しかし、あの写真を見た瞬間に『ああ、俺がやったんだな』と理解できた。そんな自分がなんとも恐ろしく歪な何かに思えた。それも、他人事のように思えた。


「ねえ、今日の業務無くなったじゃない?」


オフィスの前、たがいにそこへ踏み込めずにいた静寂。それを断ち切るように玲奈先輩が言った。


これは嫌味だろうか。この向こうで働く仲間はあなたのミスのおかげで苦しみますよと、そう言いたいのだろうか。だが残念ながら、俺に悪いことをしたという感覚はない。あれをしたのは、馬鹿の一つ覚えに見える光を追う、考えなしの蛾なのだから当然だ。

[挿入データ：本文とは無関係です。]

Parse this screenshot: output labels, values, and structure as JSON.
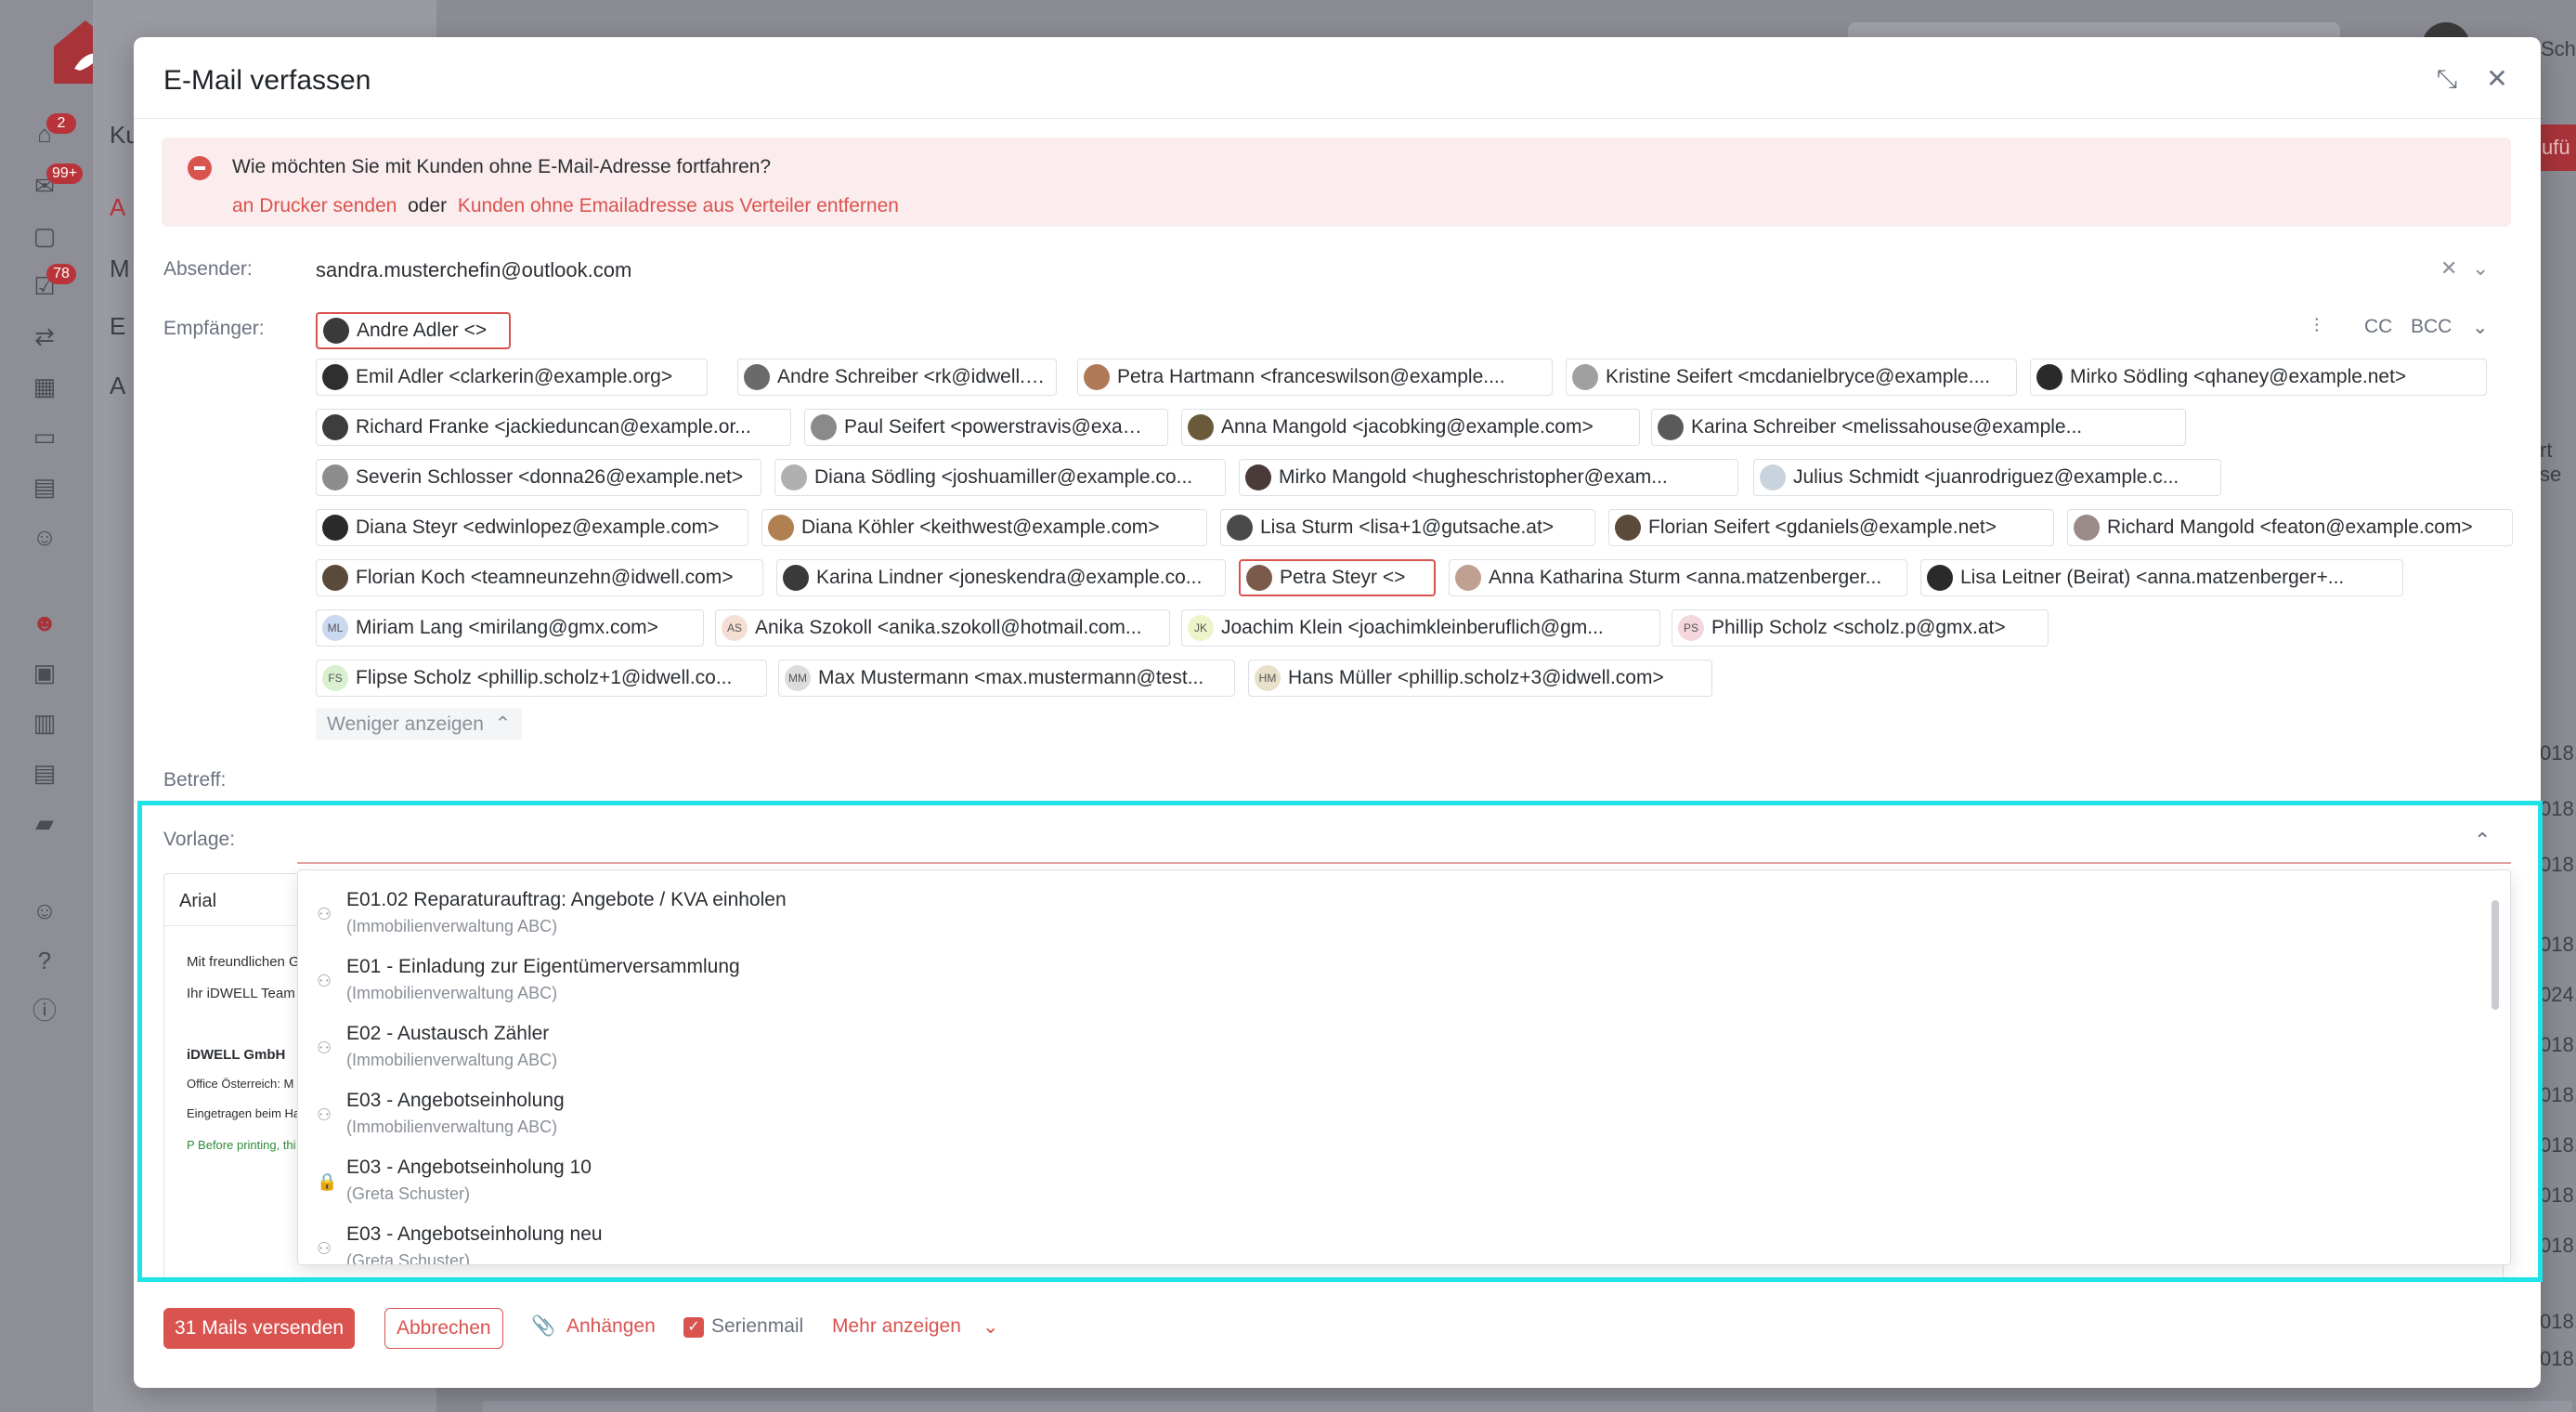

「そうですね。誰かが肩代わりする羽目になるんですかね」


「いや、そうじゃなくてさ。この後暇でしょ。ちょっと付き合ってよ」


突然の言葉に思考が一瞬固まる。この先輩は確かに俺の教育係ではあるが、無口で厳しい性格と聞いていた。実際にあった時にも、強くそう感じた。その先入観が、今目の前の彼女と不一致を起こし、俺に単純な思考をさせた。知りたいと思った。


「はい」


機械的に答えると、彼女が扉を開いた。机に置いていた俺のバックをこちらへ投げつけてきた。


「それじゃあ、行こうか」


若干早足で歩く彼女の速度は、男女が横並ぶにはちょうどよいものだった。